Kenyan 1,500 metres runner Bernard Lagat wants the current test for the banned endurance booster EPO scrapped after a report by his scientific representative has concluded the test has many pitfalls.
Cleared of doping in October, Lagat called on the governing body of world athletics (IAAF) and the World Anti-Doping Agency (WADA) to stop the test until it has been improved.
"The report confirms and reinforces what I have always maintained, I have never taken any illegal nor legal performance-enhancing drug," Lagat said in a statement released on Wednesday.
"But it goes much further and shows that the present testing for EPO is fundamentally flawed."
The 2000 Olympic bronze and 2001 World championship silver medallist was temporarily suspended in early September after his 'A' sample tested positive for EPO (erythropoietin).
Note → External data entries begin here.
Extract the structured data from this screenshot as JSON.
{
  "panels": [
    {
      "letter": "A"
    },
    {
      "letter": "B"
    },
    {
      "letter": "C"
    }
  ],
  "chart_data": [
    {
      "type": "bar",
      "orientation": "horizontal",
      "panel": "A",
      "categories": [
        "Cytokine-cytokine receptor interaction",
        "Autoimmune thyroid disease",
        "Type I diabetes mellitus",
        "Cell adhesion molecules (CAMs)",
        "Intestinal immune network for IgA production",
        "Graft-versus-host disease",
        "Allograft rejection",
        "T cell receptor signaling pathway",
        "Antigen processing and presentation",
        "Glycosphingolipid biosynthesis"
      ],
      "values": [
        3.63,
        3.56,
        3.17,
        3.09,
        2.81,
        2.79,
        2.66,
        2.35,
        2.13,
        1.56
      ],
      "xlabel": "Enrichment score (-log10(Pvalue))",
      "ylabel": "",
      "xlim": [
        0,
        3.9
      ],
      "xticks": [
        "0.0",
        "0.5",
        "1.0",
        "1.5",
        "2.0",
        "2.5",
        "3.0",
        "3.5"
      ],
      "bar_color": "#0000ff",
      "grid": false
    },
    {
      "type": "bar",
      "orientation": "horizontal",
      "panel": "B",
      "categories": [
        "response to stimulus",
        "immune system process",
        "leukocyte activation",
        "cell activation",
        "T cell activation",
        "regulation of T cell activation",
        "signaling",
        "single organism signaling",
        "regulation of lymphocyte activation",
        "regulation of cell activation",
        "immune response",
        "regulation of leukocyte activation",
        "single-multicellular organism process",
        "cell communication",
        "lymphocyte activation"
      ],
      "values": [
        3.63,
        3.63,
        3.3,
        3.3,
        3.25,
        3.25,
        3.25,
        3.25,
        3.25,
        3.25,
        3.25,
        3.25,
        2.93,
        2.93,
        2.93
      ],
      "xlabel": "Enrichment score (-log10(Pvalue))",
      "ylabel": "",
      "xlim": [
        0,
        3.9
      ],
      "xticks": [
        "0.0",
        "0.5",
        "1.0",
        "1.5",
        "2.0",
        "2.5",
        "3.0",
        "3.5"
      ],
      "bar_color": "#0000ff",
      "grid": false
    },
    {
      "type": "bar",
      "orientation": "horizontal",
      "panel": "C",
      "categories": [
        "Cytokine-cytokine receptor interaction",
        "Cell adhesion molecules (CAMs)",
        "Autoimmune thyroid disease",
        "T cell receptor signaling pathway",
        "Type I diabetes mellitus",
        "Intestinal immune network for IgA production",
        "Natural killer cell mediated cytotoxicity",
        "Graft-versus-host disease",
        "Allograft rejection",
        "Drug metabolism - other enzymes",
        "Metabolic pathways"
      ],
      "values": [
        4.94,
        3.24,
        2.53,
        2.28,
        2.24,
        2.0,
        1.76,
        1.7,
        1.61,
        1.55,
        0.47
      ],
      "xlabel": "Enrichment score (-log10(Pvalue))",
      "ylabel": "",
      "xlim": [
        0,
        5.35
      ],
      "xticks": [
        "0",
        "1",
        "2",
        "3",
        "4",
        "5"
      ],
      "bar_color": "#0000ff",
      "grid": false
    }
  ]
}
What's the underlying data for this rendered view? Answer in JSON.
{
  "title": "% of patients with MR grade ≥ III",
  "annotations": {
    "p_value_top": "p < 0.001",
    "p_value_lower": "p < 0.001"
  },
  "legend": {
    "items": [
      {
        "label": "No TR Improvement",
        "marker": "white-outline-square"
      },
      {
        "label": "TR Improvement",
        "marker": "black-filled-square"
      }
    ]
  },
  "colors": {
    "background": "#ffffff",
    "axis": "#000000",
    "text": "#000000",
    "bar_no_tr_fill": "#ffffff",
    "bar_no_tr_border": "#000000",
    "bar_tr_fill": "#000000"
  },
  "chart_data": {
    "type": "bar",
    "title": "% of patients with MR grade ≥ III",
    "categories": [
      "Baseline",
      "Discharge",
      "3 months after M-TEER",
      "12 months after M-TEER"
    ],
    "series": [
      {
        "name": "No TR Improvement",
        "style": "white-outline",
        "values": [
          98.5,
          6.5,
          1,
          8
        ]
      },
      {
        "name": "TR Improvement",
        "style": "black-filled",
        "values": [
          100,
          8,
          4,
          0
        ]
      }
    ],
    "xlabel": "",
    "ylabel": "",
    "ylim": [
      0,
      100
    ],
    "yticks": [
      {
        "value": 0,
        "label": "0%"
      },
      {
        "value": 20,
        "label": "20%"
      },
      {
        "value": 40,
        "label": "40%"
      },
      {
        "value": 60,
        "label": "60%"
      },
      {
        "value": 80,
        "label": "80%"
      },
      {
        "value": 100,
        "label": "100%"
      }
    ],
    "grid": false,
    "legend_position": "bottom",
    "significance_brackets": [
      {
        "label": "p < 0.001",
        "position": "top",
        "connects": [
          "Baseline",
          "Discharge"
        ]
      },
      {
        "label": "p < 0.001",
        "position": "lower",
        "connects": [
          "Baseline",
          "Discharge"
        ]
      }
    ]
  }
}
He was reinstated five weeks later after tests on his B sample proved negative.
Lagat said the report -- compiled by Dr Hans Heid, who represented Lagat at the laboratory testing of his 'B' sample in late September -- said "the test used involves many steps with many pitfalls". He called for it to be shortened and simplified.
Heid's report also found that shortfalls in the transportation and handling of the samples could have led to the positive result of Lagat's 'A' sample, the athlete's manager James Templeton said in a statement.
IAAF spokesman Nick Davies said that the sport's ruling body had not yet seen the report but would pass it to their own medical and anti-doping experts. The IAAF considered the EPO test reliable, he added.
"The recent Court of Arbitration for Sport (CAS) decision relating to the athlete Brahim Boulami of Morocco categorically stated that the EPO test was totally reliable," he said.
Boulami, the steeplechase world record holder, showed traces of EPO in his body in August 2002. The Moroccan Athletics Federation decided in February not to sanction him because of doubts over the testing methods.
However, the IAAF filed an appeal with CAS asking that the athlete receive a two-year ban in accordance with the world governing body's anti-doping rules. CAS ruled Boulami should be banned.
"I have always been in favour of eliminating drug taking from athletics and strongly endorse drug testing but it must be fair and reliable and seen to be fair and reliable," Lagat said.
"I wouldn't want any fellow athlete to suffer the way I did during those five weeks. The experience was the reverse of natural justice. I appeared to be guilty until I was proven innocent."